12
Oct 5th 4th 3rd 3rd 3rd 2nd 2nd 2nd 2nd half
When one is listening to various tempered intervals, there is at least one particular area where one
can hear the beat phenomenon between coincident partials of the two notes. For example: when
listening to the 5th (F3-C4), these 2 tones have partials which occur in close proximity to the note
C5 (the 3rd partial of F and the 2nd partial of C). These are called the first of lowest coincident
partials. If there is a slight difference in the pitch of the two coincident partials, one can hear a
slight waver in the tone. This is called the beat phenomenon at the pitch of C5. It is the difference
of frequency or Hz of these two partials. One can calculate the beat speed if one knows the cents
reading of each of these two partials. The following formula is helpful to convert cents difference
to beats per second!
Beats=ref. note Hz x 2 raised to (upper cents deviation/1200) minus ref. HZ x 2 raised to (lower
cents dev./1200).
The reference note frequency can be found in charts, but it is so easy to calculate using the 1/12
root of 2, which is the half step ratio. If we need to know the Hz of C5 we merely multiply A440
times 1.0594631 three times to get 523.2251. In the process we find A# at 466.164, B 493.883.
If we wish to find Hz below A440 we divide by 1.0594631. G# equals 415.305, G=391.995 etc.

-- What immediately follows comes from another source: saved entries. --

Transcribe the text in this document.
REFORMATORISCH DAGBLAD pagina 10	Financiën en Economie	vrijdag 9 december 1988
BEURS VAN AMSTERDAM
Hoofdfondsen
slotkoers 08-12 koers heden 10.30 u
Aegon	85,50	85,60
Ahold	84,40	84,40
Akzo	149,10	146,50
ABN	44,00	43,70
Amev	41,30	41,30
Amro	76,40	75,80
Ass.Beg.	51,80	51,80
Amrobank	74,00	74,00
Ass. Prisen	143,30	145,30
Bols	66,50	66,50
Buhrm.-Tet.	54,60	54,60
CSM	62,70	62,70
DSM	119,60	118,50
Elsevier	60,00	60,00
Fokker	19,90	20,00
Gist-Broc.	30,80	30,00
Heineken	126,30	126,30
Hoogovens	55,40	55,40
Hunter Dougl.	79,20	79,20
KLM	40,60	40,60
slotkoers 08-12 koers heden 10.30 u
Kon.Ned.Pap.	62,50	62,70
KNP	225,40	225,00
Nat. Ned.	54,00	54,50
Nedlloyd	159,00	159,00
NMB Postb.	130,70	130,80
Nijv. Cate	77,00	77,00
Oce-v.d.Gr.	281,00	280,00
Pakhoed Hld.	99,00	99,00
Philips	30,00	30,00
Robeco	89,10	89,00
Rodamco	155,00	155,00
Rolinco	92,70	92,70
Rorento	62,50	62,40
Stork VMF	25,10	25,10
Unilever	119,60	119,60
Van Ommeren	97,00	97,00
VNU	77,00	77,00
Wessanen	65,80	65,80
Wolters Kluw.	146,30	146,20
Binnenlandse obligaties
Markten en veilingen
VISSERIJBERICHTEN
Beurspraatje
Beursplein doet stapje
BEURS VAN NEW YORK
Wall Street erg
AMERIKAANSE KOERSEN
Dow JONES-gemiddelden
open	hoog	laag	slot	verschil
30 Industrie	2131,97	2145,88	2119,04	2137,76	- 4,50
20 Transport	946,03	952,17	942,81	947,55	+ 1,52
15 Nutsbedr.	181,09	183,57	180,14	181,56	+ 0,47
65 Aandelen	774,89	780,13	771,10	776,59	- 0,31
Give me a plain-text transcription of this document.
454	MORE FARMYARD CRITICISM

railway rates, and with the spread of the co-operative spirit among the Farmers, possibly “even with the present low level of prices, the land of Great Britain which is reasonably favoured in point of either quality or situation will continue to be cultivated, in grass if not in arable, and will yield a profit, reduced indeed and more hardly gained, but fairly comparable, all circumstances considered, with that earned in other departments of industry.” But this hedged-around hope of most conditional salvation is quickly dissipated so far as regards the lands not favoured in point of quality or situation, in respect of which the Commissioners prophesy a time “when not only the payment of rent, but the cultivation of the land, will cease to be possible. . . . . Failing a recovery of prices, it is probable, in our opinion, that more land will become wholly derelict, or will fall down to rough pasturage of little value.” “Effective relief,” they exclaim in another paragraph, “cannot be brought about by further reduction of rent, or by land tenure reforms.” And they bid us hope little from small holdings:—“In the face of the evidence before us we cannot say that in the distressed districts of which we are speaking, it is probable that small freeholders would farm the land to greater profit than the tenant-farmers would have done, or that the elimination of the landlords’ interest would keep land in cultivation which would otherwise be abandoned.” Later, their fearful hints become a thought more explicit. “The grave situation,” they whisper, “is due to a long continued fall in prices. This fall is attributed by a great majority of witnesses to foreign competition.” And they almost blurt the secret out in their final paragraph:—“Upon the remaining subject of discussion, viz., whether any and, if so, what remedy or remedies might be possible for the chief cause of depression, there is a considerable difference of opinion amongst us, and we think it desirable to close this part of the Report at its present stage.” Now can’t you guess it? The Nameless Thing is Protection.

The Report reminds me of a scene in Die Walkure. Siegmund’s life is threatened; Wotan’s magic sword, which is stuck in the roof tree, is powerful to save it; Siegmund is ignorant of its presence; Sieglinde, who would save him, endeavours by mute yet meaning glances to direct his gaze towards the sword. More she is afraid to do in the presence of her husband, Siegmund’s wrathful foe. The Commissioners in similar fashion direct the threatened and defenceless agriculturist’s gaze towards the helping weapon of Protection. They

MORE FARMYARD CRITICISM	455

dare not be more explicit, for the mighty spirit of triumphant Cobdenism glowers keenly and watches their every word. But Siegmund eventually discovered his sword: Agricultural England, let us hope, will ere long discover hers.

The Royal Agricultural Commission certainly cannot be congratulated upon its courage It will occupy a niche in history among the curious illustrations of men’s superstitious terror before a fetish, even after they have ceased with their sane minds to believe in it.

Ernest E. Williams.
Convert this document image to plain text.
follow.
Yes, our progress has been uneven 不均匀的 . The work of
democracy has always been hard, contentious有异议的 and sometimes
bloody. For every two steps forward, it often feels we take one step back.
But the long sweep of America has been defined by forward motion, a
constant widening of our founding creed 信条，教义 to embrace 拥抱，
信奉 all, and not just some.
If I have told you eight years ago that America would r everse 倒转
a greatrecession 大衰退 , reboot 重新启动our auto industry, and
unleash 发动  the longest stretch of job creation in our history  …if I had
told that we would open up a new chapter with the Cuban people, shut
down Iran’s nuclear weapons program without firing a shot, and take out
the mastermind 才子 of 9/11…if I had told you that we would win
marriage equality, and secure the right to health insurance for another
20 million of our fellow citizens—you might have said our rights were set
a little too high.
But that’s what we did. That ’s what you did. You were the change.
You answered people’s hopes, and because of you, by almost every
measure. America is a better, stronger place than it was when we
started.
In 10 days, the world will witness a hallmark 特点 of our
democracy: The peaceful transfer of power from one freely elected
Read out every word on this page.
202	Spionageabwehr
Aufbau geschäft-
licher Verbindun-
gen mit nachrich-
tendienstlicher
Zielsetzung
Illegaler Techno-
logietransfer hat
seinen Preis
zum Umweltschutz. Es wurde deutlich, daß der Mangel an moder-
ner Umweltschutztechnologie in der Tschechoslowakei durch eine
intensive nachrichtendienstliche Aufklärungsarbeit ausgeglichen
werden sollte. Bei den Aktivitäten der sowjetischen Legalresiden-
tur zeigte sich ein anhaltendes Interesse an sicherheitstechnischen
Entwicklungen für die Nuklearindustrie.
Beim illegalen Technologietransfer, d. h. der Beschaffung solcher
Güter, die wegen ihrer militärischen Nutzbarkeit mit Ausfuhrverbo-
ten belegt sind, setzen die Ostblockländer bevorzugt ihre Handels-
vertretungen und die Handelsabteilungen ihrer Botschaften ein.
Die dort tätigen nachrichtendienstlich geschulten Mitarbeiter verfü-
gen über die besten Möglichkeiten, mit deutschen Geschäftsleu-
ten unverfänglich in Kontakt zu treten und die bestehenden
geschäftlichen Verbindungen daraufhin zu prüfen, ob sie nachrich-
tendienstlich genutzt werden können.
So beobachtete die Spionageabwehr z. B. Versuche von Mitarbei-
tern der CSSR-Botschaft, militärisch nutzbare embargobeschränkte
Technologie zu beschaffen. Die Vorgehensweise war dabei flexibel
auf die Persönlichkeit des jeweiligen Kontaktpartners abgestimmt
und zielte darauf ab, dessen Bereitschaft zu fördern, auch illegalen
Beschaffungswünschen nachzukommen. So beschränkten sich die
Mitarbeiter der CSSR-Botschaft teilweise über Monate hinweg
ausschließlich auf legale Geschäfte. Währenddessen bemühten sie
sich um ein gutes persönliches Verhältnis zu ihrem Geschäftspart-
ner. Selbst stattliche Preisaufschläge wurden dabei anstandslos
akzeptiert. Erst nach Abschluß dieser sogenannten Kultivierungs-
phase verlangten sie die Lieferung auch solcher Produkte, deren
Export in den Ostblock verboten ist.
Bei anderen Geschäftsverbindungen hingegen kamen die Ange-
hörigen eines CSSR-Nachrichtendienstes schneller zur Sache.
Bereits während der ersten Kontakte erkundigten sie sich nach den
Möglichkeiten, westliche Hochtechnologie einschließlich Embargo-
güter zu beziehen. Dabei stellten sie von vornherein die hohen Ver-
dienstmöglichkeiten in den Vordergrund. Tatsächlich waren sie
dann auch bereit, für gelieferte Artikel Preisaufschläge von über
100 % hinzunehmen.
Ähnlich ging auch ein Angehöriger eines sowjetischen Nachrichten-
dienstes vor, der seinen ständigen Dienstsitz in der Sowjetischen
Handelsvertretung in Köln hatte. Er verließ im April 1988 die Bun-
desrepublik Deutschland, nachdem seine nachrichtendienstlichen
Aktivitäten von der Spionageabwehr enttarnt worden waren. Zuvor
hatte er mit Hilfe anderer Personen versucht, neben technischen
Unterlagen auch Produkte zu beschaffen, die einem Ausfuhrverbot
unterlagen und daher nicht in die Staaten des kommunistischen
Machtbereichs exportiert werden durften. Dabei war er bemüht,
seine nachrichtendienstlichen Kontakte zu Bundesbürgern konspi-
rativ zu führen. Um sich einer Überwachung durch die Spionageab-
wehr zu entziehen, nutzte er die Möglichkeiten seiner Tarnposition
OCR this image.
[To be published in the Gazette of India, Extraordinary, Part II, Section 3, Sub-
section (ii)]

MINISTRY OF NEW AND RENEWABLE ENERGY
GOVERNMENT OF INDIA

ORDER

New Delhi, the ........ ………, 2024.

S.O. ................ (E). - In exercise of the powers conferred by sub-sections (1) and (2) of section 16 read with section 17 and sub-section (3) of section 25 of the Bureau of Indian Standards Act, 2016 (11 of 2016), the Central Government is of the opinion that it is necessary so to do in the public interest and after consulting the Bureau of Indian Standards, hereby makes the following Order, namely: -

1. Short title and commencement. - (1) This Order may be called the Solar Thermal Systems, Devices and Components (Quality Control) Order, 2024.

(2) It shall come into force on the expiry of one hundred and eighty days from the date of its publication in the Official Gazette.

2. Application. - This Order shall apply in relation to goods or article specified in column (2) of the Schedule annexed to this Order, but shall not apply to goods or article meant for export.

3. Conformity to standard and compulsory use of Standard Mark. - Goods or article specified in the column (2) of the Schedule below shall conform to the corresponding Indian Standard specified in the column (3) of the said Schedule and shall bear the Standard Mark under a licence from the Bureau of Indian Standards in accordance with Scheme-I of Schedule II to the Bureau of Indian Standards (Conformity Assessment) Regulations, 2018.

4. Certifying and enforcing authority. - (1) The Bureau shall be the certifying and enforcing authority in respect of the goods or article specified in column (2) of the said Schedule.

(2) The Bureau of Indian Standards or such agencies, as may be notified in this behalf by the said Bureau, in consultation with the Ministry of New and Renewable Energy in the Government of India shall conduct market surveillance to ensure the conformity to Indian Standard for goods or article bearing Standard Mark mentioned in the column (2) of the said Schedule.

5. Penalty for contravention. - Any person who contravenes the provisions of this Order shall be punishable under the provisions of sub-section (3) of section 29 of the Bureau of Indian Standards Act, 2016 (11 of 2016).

Now let's use the formula above to find the beat rate of the interval F3-A3 (Major 3rd). The 5th
partial of F3 is at the note location of A5. The 4th partial of A3 is also near A5. When properly
tuned, on most pianos they will create a beat rate of approximately 7 beats per second. Let's say
that the 4th partial of A3 reads +3.7 cents and the 5th partial of F3 reads -10 cents at the
reference note of A5 (880 Hz). At A5, -10 cents is the same as G# +90 cents since we have 100
cents per half step. Now, taking the higher reading first, we have
Ref Hz 880 x (2 raised to (3.7/1200)) = 881.883
Ref Hz 830.61 x (2 to (90/1200) power) = 874.932
This leaves us with a difference of 6.95 Hz, which is the beat frequency of the lowest coincident
partials of these two notes.
With the aid of a scientific calculator one can easily compute the beat rate of any interval. Dr.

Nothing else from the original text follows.